Enfants des fermes contre enfants ruraux
Ils ont réalisé une étude transversale dans des régions rurales de ces trois contrées. Les parents de 2 618 enfants de 6 à 13 ans ont répondu à un questionnaire. Des enfants de fermiers ont été comparés à un échantillon d'enfants ruraux mais ne vivant pas à la ferme. Des prélèvements sanguins ont été réalisés, à la recherche d'IgE spécifiques de différents allergènes : pollens de graminées, pollen de bouleau, Dermatophagoïdes pteronyssimus, allergènes de chat et de chien, Cladosporium herbatum et allergènes alimentaires (blanc d'œuf, protéines du lait, cabillaud, farine de blé, arachide et soja).
Des données complètes ont été recueillies chez 812 enfants : 319 fermiers et 493 non-fermiers.
« Nos résultats s'accordent à trouver qu'il existe une moindre fréquence d'asthme, de rhume des foins et de sensibilisation allergique chez les enfants élevés à la ferme », indiquent les auteurs. Une exposition aux éléments caractéristiques de la ferme pendant la première année de vie, d'une part, et jusqu'à l'âge de 5 ans, d'autre part, est cruciale pour cet effet protecteur.
Ils trouvent en effet que l'exposition des enfants de moins de 1 an, comparativement à ceux âgés de 1 à 5 ans, aux étables et à la consommation du lait de ferme est associée à une fréquence significativement moindre d'asthme (1 % versus 11 %), de rhume des foins (3 % versus 13 %) et d'atopie (12 % versus 29 %).
La protection contre le développement de l'asthme est indépendante de l'effet constaté sur l'atopie.

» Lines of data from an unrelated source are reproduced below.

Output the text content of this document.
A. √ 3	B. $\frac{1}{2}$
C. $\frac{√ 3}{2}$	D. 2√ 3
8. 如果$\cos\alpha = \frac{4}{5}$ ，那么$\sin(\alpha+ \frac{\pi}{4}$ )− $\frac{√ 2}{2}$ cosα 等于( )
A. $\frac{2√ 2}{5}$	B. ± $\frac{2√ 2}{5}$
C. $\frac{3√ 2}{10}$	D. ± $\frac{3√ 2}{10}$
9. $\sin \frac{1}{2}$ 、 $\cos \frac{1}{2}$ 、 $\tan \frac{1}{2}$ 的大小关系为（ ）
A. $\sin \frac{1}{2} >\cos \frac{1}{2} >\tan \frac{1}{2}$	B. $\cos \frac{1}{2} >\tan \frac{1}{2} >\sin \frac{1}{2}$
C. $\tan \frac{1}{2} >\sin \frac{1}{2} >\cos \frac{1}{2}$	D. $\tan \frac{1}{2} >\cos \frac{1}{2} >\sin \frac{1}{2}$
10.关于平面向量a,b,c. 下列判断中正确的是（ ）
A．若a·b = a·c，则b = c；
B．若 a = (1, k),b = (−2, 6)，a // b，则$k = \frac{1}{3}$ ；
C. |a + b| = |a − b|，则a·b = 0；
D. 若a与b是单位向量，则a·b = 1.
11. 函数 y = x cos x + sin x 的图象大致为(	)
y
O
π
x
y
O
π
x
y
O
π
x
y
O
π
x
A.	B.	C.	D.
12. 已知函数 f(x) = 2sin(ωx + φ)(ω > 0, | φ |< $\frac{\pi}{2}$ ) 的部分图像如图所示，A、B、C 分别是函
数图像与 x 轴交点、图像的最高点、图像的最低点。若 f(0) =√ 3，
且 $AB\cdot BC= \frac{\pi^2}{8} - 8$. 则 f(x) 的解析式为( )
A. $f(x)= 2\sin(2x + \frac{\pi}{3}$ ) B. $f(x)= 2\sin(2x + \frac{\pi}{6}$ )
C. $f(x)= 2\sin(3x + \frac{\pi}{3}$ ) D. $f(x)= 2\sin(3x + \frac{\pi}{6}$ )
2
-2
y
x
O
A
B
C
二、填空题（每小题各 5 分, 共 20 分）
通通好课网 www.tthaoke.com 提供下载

Une exposition continue aux étables jusqu'à l'âge de 5 ans est associée à une fréquence inférieure d'asthme (0,8 %), de rhume des foins (0,8 %) et d'atopie (8,2 %).
Les auteurs n'expliquant pas précisément par quels mécanismes le contact avec l'étable et le lait fermier donne cet effet. Pour eux, ils doivent probablement représenter des marqueurs de substitution témoignant de l'environnement microbien. En particulier, des endotoxines ou des composants de la paroi bactérienne, ou bien encore de l'ADN bactérien (riche en dinucléotides qui régulent la réponse immune innée).

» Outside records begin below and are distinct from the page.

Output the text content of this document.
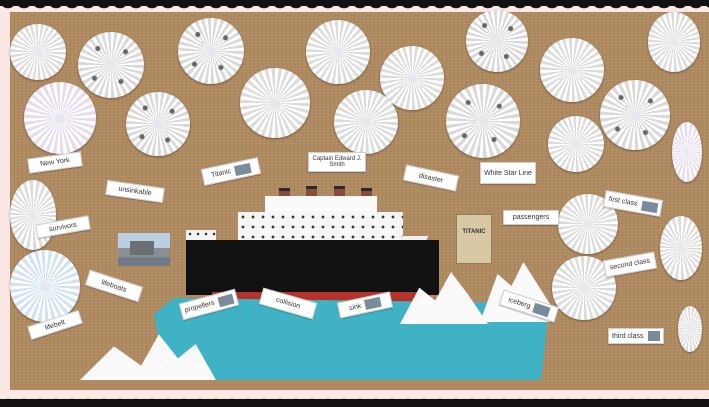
TITANIC
New York
unsinkable
Titanic
Captain Edward J. Smith
disaster	White Star Line
passengers
first class
survivors
lifeboats
lifebelt
propellers	collision	sink	iceberg
second class
third class
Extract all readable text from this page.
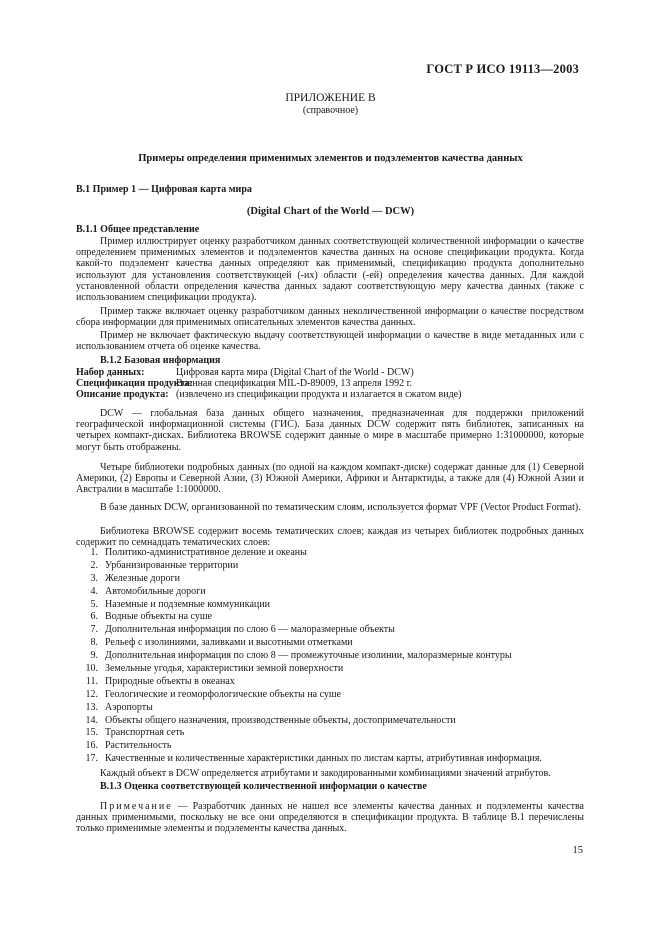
ГОСТ Р ИСО 19113—2003
ПРИЛОЖЕНИЕ В
(справочное)
Примеры определения применимых элементов и подэлементов качества данных
В.1 Пример 1 — Цифровая карта мира
(Digital Chart of the World — DCW)
В.1.1 Общее представление
Пример иллюстрирует оценку разработчиком данных соответствующей количественной информации о качестве определением применимых элементов и подэлементов качества данных на основе спецификации продукта. Когда какой-то подэлемент качества данных определяют как применимый, спецификацию продукта дополнительно используют для установления соответствующей (-их) области (-ей) определения качества данных. Для каждой установленной области определения качества данных задают соответствующую меру качества данных (также с использованием спецификации продукта).
Пример также включает оценку разработчиком данных неколичественной информации о качестве посредством сбора информации для применимых описательных элементов качества данных.
Пример не включает фактическую выдачу соответствующей информации о качестве в виде метаданных или с использованием отчета об оценке качества.
В.1.2 Базовая информация
Набор данных:	Цифровая карта мира (Digital Chart of the World - DCW)
Спецификация продукта:
Военная спецификация MIL-D-89009, 13 апреля 1992 г.
Описание продукта: (извлечено из спецификации продукта и излагается в сжатом виде)
DCW — глобальная база данных общего назначения, предназначенная для поддержки приложений географической информационной системы (ГИС). База данных DCW содержит пять библиотек, записанных на четырех компакт-дисках. Библиотека BROWSE содержит данные о мире в масштабе примерно 1:31000000, которые могут быть отображены.
Четыре библиотеки подробных данных (по одной на каждом компакт-диске) содержат данные для (1) Северной Америки, (2) Европы и Северной Азии, (3) Южной Америки, Африки и Антарктиды, а также для (4) Южной Азии и Австралии в масштабе 1:1000000.
В базе данных DCW, организованной по тематическим слоям, используется формат VPF (Vector Product Format).
Библиотека BROWSE содержит восемь тематических слоев; каждая из четырех библиотек подробных данных содержит по семнадцать тематических слоев:
1. Политико-административное деление и океаны
2. Урбанизированные территории
3. Железные дороги
4. Автомобильные дороги
5. Наземные и подземные коммуникации
6. Водные объекты на суше
7. Дополнительная информация по слою 6 — малоразмерные объекты
8. Рельеф с изолиниями, заливками и высотными отметками
9. Дополнительная информация по слою 8 — промежуточные изолинии, малоразмерные контуры
10. Земельные угодья, характеристики земной поверхности
11. Природные объекты в океанах
12. Геологические и геоморфологические объекты на суше
13. Аэропорты
14. Объекты общего назначения, производственные объекты, достопримечательности
15. Транспортная сеть
16. Растительность
17. Качественные и количественные характеристики данных по листам карты, атрибутивная информация.
Каждый объект в DCW определяется атрибутами и закодированными комбинациями значений атрибутов.
В.1.3 Оценка соответствующей количественной информации о качестве
Примечание — Разработчик данных не нашел все элементы качества данных и подэлементы качества данных применимыми, поскольку не все они определяются в спецификации продукта. В таблице В.1 перечислены только применимые элементы и подэлементы качества данных.
15
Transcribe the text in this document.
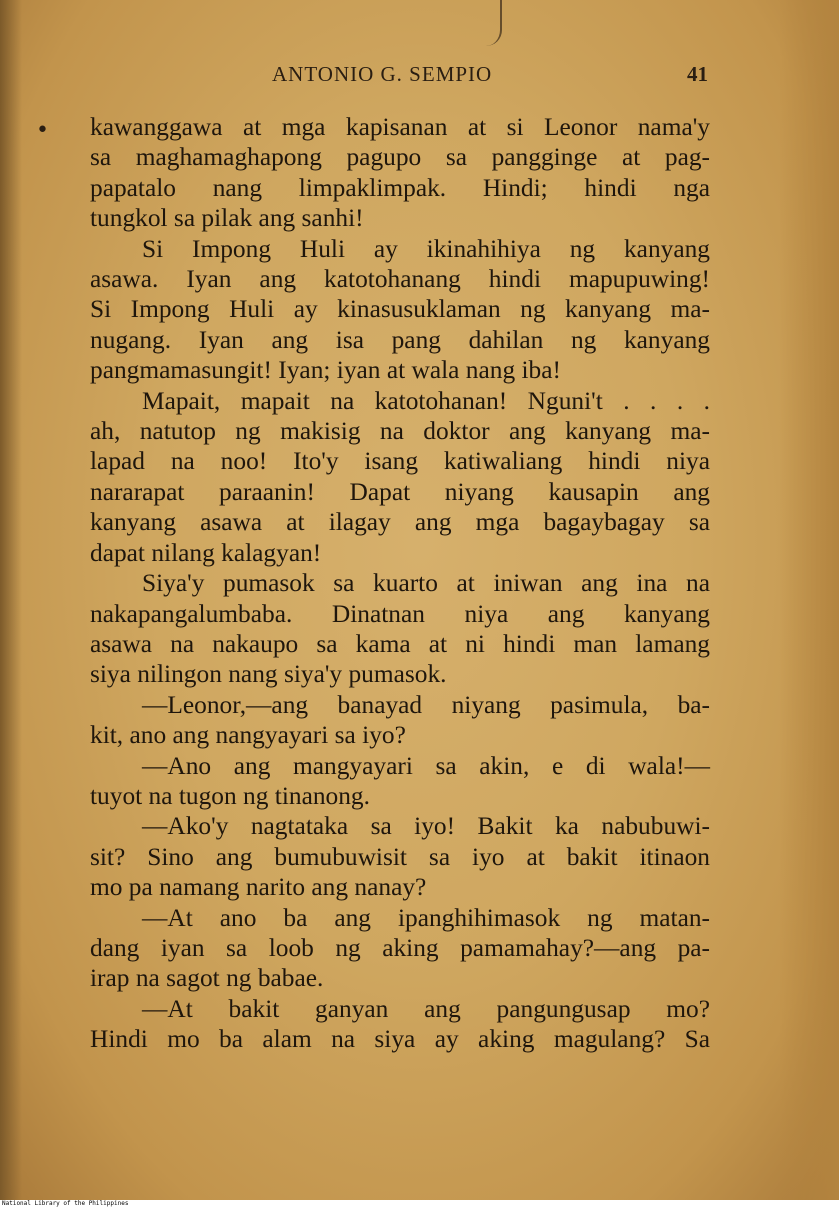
ANTONIO G. SEMPIO	41
• kawanggawa at mga kapisanan at si Leonor nama'y
sa maghamaghapong pagupo sa pangginge at pag-
papatalo nang limpaklimpak. Hindi; hindi nga
tungkol sa pilak ang sanhi!
Si Impong Huli ay ikinahihiya ng kanyang
asawa. Iyan ang katotohanang hindi mapupuwing!
Si Impong Huli ay kinasusuklaman ng kanyang ma-
nugang. Iyan ang isa pang dahilan ng kanyang
pangmamasungit! Iyan; iyan at wala nang iba!
Mapait, mapait na katotohanan! Nguni't . . . .
ah, natutop ng makisig na doktor ang kanyang ma-
lapad na noo! Ito'y isang katiwaliang hindi niya
nararapat paraanin! Dapat niyang kausapin ang
kanyang asawa at ilagay ang mga bagaybagay sa
dapat nilang kalagyan!
Siya'y pumasok sa kuarto at iniwan ang ina na
nakapangalumbaba. Dinatnan niya ang kanyang
asawa na nakaupo sa kama at ni hindi man lamang
siya nilingon nang siya'y pumasok.
—Leonor,—ang banayad niyang pasimula, ba-
kit, ano ang nangyayari sa iyo?
—Ano ang mangyayari sa akin, e di wala!—
tuyot na tugon ng tinanong.
—Ako'y nagtataka sa iyo! Bakit ka nabubuwi-
sit? Sino ang bumubuwisit sa iyo at bakit itinaon
mo pa namang narito ang nanay?
—At ano ba ang ipanghihimasok ng matan-
dang iyan sa loob ng aking pamamahay?—ang pa-
irap na sagot ng babae.
—At bakit ganyan ang pangungusap mo?
Hindi mo ba alam na siya ay aking magulang? Sa
National Library of the Philippines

Faire monter la réponse immunitaire
Ces facteurs peuvent activer les cellules présentatrices de l'antigène et faire monter la réponse immunitaire, fondée sur les Th1 par la production de TNF alpha, d'interféron gamma, d'IL12 et d'IL18. Les individus qui ont développé une réponse Th1 pour un allergène ont une moindre propension à développer des réactions allergiques.
Les enfants de la ferme sont exposés à des concentrations élevées d'endotoxines dans les étables et les poulaillers.
Le lait de ferme, qui est consommé cru en règle générale, contient davantage de bactéries Gram négatif, donc de polysaccharides, que le lait pasteurisé. Il peut s'ensuivre des modifications favorables de la flore intestinale.
« La protection conférée par la ferme contre le rhume des foins et la sensibilisation allergique en général est plus importante que pour l'asthme. Toutefois, dans notre étude, le temps passé dans les étables, pendant la première année de vie, protège contre l'asthme indépendamment de la sensibilisation allergique », indiquent les auteurs.
Comme le facteur familial est important en termes de risque atopique ou allergique en général, un ajustement approprié a été réalisé, ce qui n'a pas affecté les résultats. On n'a pas observé de différence d'asthme ou de rhume des foins entre des femmes enceintes qui participent aux activités de la ferme et celles qui n'y participent pas.
Joseph Rieder et coll., « The Lancet », vol. 358, 6 octobre 2001, pp. 1129-1133.